As well, she doesn't think an agreement she made during a marriage that is no longer recognized by the state should be binding.

This is the fourth post-divorce embryo custody battle to reach state courts since the advent of in-vitro fertilization techniques over 20 years ago. In each of the previous cases, a husband sought to destroy leftover eggs against the wishes of his former wife, and won. But the New Jersey case is the first in which either party has sought to save embryos on the grounds that they are human lives worthy of the state's protection.

While the man in this case may have greater moral leverage than the woman, his legal leverage is nil, said the woman's lawyer, James Katz.

No Legal Protection

“You may have disagreements over when life begins and what constitutes life, but as a matter of law, the four-to-eight cell pre-embryo is not entitled to legal protection,” he said.

“And if that's the case,” Katz added, “maybe people shouldn't be undertaking this assistive technology.”

Two of New Jersey's lower courts have already affirmed the woman's position. The Supreme Court is expected to rule within the next three months.

Lawyer Eric Spevak, who is representing the man in the case, is not optimistic about his chances for victory. His client is able to conceive with another woman, and the court is unlikely to be moved by an appeal to the humanity of the embryos, he said.

“Realistically, I have the law against me, and I have facts that aren't that great given that my client can have children with another woman,” Spevak said.

Spevak hangs his case on two points. First, he believes that the goal of the court and the goal of public policy in the state of New Jersey should be the preservation of “a form of life and the potential of human life,” represented by the embryos.

Secondly, he believes the woman should be held to her prior commitment.

“The parties already made the decision to procreate with these embryos. What we're saying is he has the right to carry out on that decision,” Spevak said.

“In reliance on that agreement he went through with the in-vitro fertilization process with her.”

Pandora's Box

Peter J. Cataldo, staff ethicist at the National Catholic Bioethics Center in Boston, said in-vitro fertilization techniques have opened a “Pandora's box” of thorny moral, ethical and legal problems.

“Issues like what to do with frozen embryos and issues of custody are simply the logical consequence of the procedure which is by itself morally unacceptable,” Cataldo said. He added that treating human embryos as property is the result of “many developments, not the least of which is Roe v. Wade.”

Though the Church has not yet dealt definitively with the issue of how to deal with frozen embryos, there are basic moral principles that apply, Cataldo said.

“One is that the life of the embryo is inviolable, that it is fully human and has a human dignity equal to any other human being, which must be respected and which forms the basis for the human rights which should be accorded to the embryo.”

Cataldo said Catholic ethicists today take one of three positions on frozen human embryos.

One position states that that it is morally unacceptable to allow the frozen human embryo to be adopted and implanted and brought to term because this is surrogate motherhood and simply an extension of the invitro fertilization process.

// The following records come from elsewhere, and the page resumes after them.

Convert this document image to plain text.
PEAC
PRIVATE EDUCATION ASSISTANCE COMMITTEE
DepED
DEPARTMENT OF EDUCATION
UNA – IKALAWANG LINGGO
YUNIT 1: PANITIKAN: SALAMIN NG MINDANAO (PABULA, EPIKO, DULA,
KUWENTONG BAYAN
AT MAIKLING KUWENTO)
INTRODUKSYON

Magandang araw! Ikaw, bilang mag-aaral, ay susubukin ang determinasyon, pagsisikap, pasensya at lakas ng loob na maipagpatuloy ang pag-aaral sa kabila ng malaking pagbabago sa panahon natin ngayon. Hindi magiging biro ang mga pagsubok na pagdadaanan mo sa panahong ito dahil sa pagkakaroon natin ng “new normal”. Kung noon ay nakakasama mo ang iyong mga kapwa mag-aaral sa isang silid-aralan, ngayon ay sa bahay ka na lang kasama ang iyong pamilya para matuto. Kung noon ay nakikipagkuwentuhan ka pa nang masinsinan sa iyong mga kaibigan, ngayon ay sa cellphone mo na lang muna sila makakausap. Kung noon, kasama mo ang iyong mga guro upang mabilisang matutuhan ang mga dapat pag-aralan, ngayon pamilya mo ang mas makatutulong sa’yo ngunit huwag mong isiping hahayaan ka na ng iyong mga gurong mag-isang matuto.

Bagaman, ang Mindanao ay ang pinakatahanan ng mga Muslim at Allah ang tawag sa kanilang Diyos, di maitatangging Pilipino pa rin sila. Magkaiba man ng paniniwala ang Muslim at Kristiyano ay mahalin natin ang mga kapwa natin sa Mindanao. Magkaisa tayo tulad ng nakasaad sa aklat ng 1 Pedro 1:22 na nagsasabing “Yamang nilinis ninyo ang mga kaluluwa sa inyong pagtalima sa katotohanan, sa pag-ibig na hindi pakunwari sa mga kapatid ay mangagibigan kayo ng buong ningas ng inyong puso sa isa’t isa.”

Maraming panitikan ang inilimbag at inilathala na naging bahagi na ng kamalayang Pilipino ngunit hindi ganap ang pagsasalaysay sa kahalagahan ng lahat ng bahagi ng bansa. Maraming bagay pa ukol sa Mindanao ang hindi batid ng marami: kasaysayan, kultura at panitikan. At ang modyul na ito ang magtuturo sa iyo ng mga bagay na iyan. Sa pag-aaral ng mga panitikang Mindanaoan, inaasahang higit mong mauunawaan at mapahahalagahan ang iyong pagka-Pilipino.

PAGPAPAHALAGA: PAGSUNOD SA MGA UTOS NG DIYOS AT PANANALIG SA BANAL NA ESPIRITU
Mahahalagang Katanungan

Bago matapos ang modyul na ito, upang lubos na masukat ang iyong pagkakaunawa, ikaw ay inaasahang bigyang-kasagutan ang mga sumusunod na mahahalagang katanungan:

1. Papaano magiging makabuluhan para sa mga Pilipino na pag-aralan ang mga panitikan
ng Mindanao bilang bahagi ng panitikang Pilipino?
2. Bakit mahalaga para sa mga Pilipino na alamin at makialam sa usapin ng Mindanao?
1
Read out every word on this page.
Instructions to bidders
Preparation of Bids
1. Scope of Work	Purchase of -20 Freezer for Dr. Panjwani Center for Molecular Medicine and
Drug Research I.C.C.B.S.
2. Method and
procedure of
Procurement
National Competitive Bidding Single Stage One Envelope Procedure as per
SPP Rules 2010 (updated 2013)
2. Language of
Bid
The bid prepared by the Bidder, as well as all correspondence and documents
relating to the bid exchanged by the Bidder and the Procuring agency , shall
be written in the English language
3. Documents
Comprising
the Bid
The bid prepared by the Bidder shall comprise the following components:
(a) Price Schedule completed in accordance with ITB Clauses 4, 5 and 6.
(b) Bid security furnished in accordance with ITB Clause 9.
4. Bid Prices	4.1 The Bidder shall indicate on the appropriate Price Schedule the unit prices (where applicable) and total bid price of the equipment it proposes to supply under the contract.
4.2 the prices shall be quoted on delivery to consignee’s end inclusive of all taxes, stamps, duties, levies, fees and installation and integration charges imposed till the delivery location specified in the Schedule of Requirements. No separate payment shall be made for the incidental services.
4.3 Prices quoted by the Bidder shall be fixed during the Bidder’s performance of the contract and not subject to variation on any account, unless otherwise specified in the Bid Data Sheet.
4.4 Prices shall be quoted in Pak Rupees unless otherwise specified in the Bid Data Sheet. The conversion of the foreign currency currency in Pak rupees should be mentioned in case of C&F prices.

The second is to allow these embryos be put up for adoption and implanted in surrogate mothers, if that's possible, as an act of rescuing and attempting to save the embryos' lives.

The third is that it might be morally permissible to allow the embryo to thaw and to pass away under the principle that one is not morally obligated to provide ethically extraordinary means to preserve human life.

“This is an unsettled moral question,” Cataldo said “The best we can do until there is a definitive teaching is to explain what is absolutely morally unacceptable and what, on the other hand, may be morally acceptable. That's the state of things at this point.”

Concluded Cataldo, “What is absolutely morally unacceptable would be the directly intended destruction of these innocent human beings.”

Speaking at a 1996 symposium on “Evangelium Vitae and Law,” Pope John Paul II said, “I therefore appeal to the conscience of the world's scientific authorities and in particular to doctors, that the production of human embryos be halted, taking into account that there seems to be no morally licit solution regarding the human destiny of the thousands of ‘frozen” embryos which are and remain the subjects of essential rights and should therefore be protected by law as human persons.”